Big Wave’s title track, “She’s Gone,” is possibly the best display of the teenage-influenced rawness of the mini-album. Without Ilhoon’s delivery, one might think “She’s Gone” is a typical rock song: heavy guitars, powerful drums, prominent bass line, and a lot of noise. It’s already great, though it also sounds like the kind of stuff you’d hear your older brother jam out to in the garage one summer evening—but that’s until Ilhoon comes in with his flow and changes the game for the better. The result is a song full of confidence, bleeding through the dirty instrumentals and Ilhoon’s low-pitched, rhythmic delivery. That confidence is also found in the lyrics, speaking of a bad breakup but still clearly displaying Ilhoon’s detachment and assertiveness.
The Music Video
If you enjoyed the intensity and the rebellious sound of “She’s Gone,” you’ll definitely love the music video. The fast-moving shots, the dark shadows and low saturation, the quick close-ups; all of these things only enhance the song’s angry carelessness. We don’t see Ilhoon dancing, but that’s alright—it is not exactly a song you can dance to, anyway, and the live performance of the song is proof of that. We do see dancers in the music video, though, and it doesn’t take away from the otherwise reckless atmosphere of it. Overall, the music video of “She’s Gone” is an incredible complement to the song itself and fits well with the overall teenage theme of the album.
Waiting for the Big Wave
“She’s Gone” is far from being the best song on the mini-album, though, even if it ranks pretty high. The eponymous song probably holds the first place, catching our attention from the very first second. The opening distorted guitars of “Big Wave” are enough to draw us in to the mellow, entrancing journey the song provides. The beat is slow, steady, and the guitars carry most of the melody. In “Big Wave,” Ilhoon shares some of his anxieties—fear of the future, fear of failure—while reiterating his passion for his craft and a desire to keep going. Balanced together, we get a mix of bittersweet feelings, showcased best in the English lyrics of the chorus: “I just wanna follow, wallow, wallow, // Man, I’m floatin’ alone, alone, alone // There’s no one who follow, wallow, wallow // It feels like I’m sober, when it gets over.”
Other highlights include a remastered version of “Fancy Shoes,” previously released in the summer of 2017 through BTOB’s solo project Piece of BTOB. The remaining two songs are both collaborations: “Come Closer,” featuring fellow BTOB member and vocalist Hyunsik, and “Always,” featuring Jinho of BTOB’s junior group PENTAGON. While “Come Closer” has a nice groove and Hyunsik’s vocals add a nice, smooth touch to it, “Always” particularly stands out because of its lyrics.
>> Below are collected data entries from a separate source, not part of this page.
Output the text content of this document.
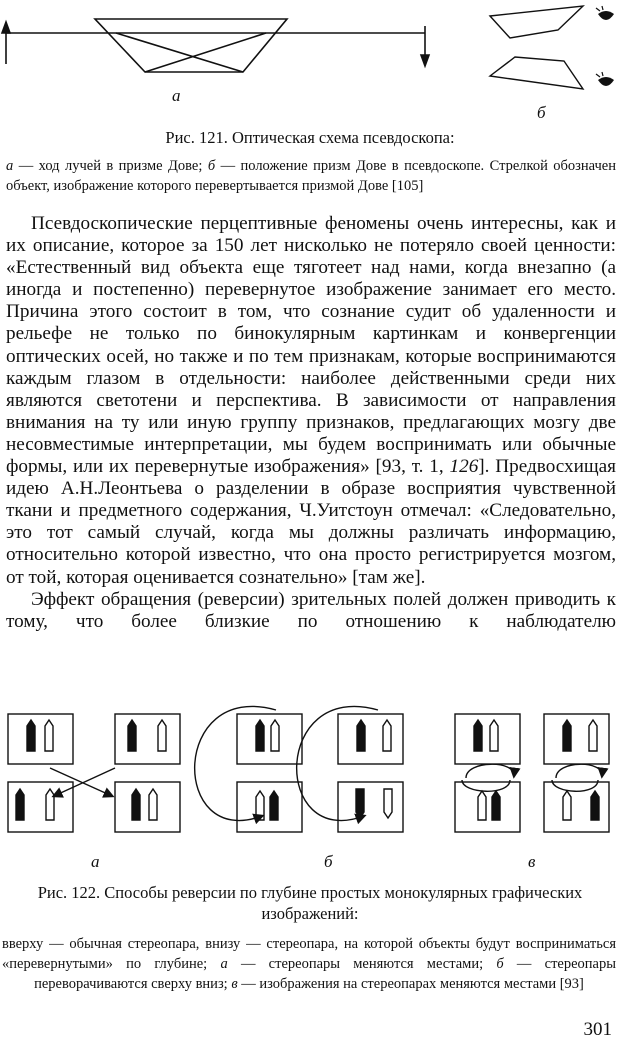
а
б
Рис. 121. Оптическая схема псевдоскопа:
а — ход лучей в призме Дове; б — положение призм Дове в псевдоскопе. Стрелкой обозначен объект, изображение которого перевертывается призмой Дове [105]

Псевдоскопические перцептивные феномены очень интересны, как и их описание, которое за 150 лет нисколько не потеряло своей ценности: «Естественный вид объекта еще тяготеет над нами, когда внезапно (а иногда и постепенно) перевернутое изображение занимает его место. Причина этого состоит в том, что сознание судит об удаленности и рельефе не только по бинокулярным картинкам и конвергенции оптических осей, но также и по тем признакам, которые воспринимаются каждым глазом в отдельности: наиболее действенными среди них являются светотени и перспектива. В зависимости от направления внимания на ту или иную группу признаков, предлагающих мозгу две несовместимые интерпретации, мы будем воспринимать или обычные формы, или их перевернутые изображения» [93, т. 1, 126]. Предвосхищая идею А.Н.Леонтьева о разделении в образе восприятия чувственной ткани и предметного содержания, Ч.Уитстоун отмечал: «Следовательно, это тот самый случай, когда мы должны различать информацию, относительно которой известно, что она просто регистрируется мозгом, от той, которая оценивается сознательно» [там же].

Эффект обращения (реверсии) зрительных полей должен приводить к тому, что более близкие по отношению к наблюдателю

а	б	в
Рис. 122. Способы реверсии по глубине простых монокулярных графических изображений:
вверху — обычная стереопара, внизу — стереопара, на которой объекты будут восприниматься «перевернутыми» по глубине; а — стереопары меняются местами; б — стереопары переворачиваются сверху вниз; в — изображения на стереопарах меняются местами [93]
301
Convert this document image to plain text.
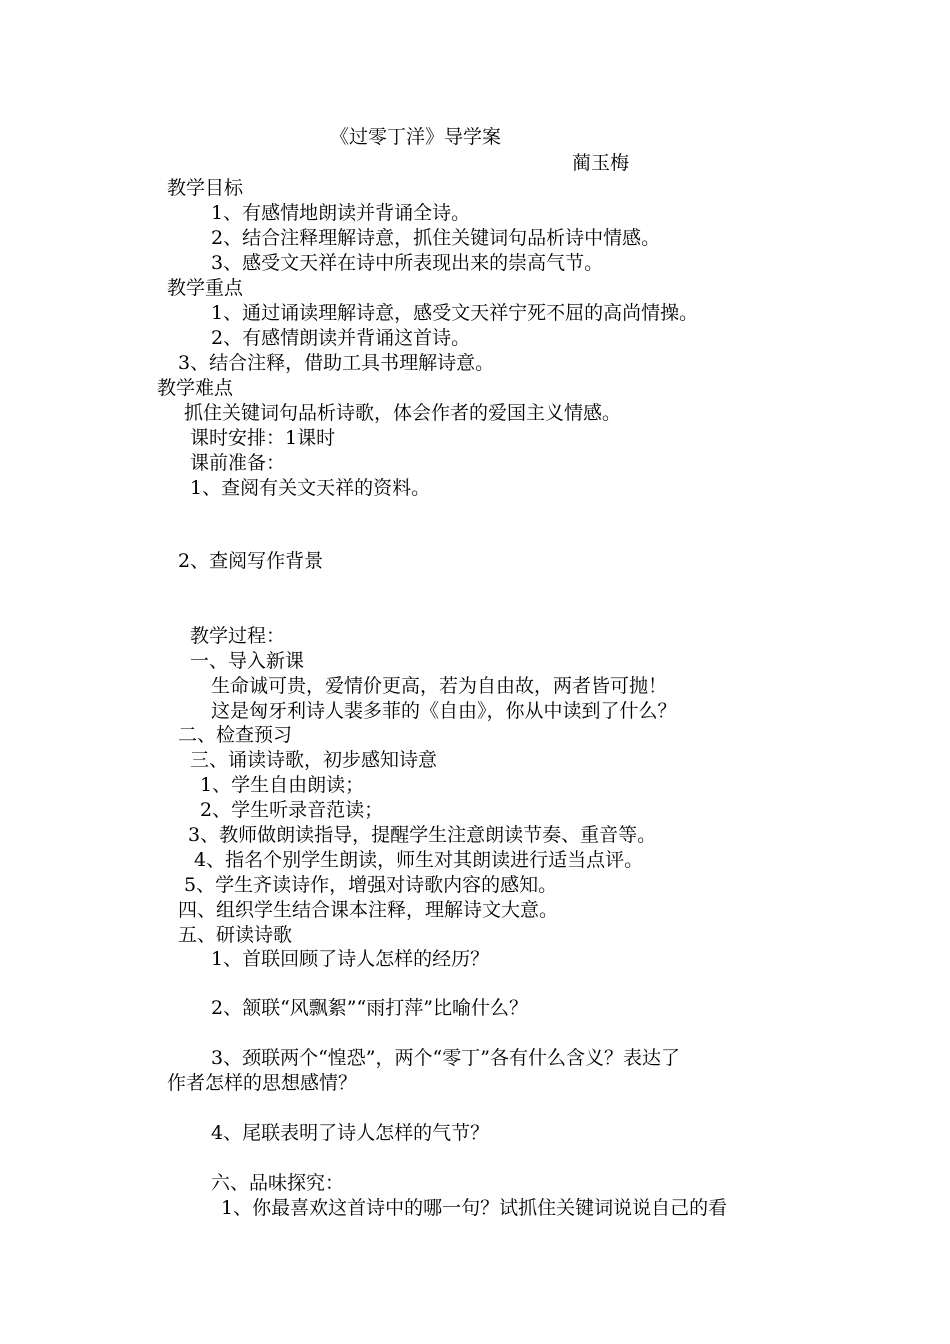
《过零丁洋》导学案
蔺玉梅
教学目标
1、有感情地朗读并背诵全诗。
2、结合注释理解诗意，抓住关键词句品析诗中情感。
3、感受文天祥在诗中所表现出来的崇高气节。
教学重点
1、通过诵读理解诗意，感受文天祥宁死不屈的高尚情操。
2、有感情朗读并背诵这首诗。
3、结合注释，借助工具书理解诗意。
教学难点
抓住关键词句品析诗歌，体会作者的爱国主义情感。
课时安排：1课时
课前准备：
1、查阅有关文天祥的资料。
2、查阅写作背景
教学过程：
一、导入新课
生命诚可贵，爱情价更高，若为自由故，两者皆可抛！
这是匈牙利诗人裴多菲的《自由》，你从中读到了什么？
二、检查预习
三、诵读诗歌，初步感知诗意
1、学生自由朗读；
2、学生听录音范读；
3、教师做朗读指导，提醒学生注意朗读节奏、重音等。
4、指名个别学生朗读，师生对其朗读进行适当点评。
5、学生齐读诗作，增强对诗歌内容的感知。
四、组织学生结合课本注释，理解诗文大意。
五、研读诗歌
1、首联回顾了诗人怎样的经历？
2、颔联“风飘絮”“雨打萍”比喻什么？
3、颈联两个“惶恐”，两个“零丁”各有什么含义？表达了
作者怎样的思想感情？
4、尾联表明了诗人怎样的气节？
六、品味探究：
1、你最喜欢这首诗中的哪一句？试抓住关键词说说自己的看
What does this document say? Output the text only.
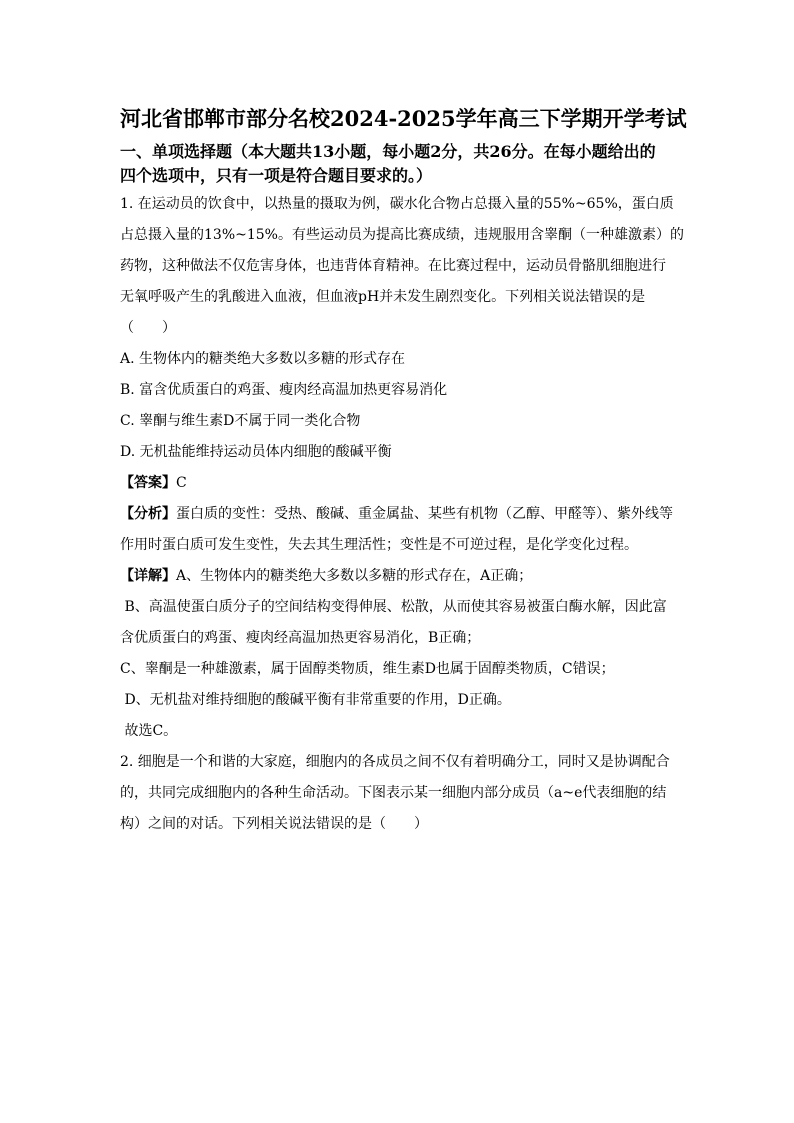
河北省邯郸市部分名校2024-2025学年高三下学期开学考试
一、单项选择题（本大题共13小题，每小题2分，共26分。在每小题给出的
四个选项中，只有一项是符合题目要求的。）
1. 在运动员的饮食中，以热量的摄取为例，碳水化合物占总摄入量的55%~65%，蛋白质
占总摄入量的13%~15%。有些运动员为提高比赛成绩，违规服用含睾酮（一种雄激素）的
药物，这种做法不仅危害身体，也违背体育精神。在比赛过程中，运动员骨骼肌细胞进行
无氧呼吸产生的乳酸进入血液，但血液pH并未发生剧烈变化。下列相关说法错误的是
（　　）
A. 生物体内的糖类绝大多数以多糖的形式存在
B. 富含优质蛋白的鸡蛋、瘦肉经高温加热更容易消化
C. 睾酮与维生素D不属于同一类化合物
D. 无机盐能维持运动员体内细胞的酸碱平衡
【答案】C
【分析】蛋白质的变性：受热、酸碱、重金属盐、某些有机物（乙醇、甲醛等）、紫外线等
作用时蛋白质可发生变性，失去其生理活性；变性是不可逆过程，是化学变化过程。
【详解】A、生物体内的糖类绝大多数以多糖的形式存在，A正确；
B、高温使蛋白质分子的空间结构变得伸展、松散，从而使其容易被蛋白酶水解，因此富
含优质蛋白的鸡蛋、瘦肉经高温加热更容易消化，B正确；
C、睾酮是一种雄激素，属于固醇类物质，维生素D也属于固醇类物质，C错误；
D、无机盐对维持细胞的酸碱平衡有非常重要的作用，D正确。
故选C。
2. 细胞是一个和谐的大家庭，细胞内的各成员之间不仅有着明确分工，同时又是协调配合
的，共同完成细胞内的各种生命活动。下图表示某一细胞内部分成员（a~e代表细胞的结
构）之间的对话。下列相关说法错误的是（　　）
Switching between first-person and third-person points of view, it very much retells Ilhoon’s story, more specifically his career’s impact on his relationship with his mother. “Always” is an emotionally charged song, but not one that makes us sad—rather, it leaves us with a slightly melancholic, yet sweet feeling, despite the story of separation the song carries.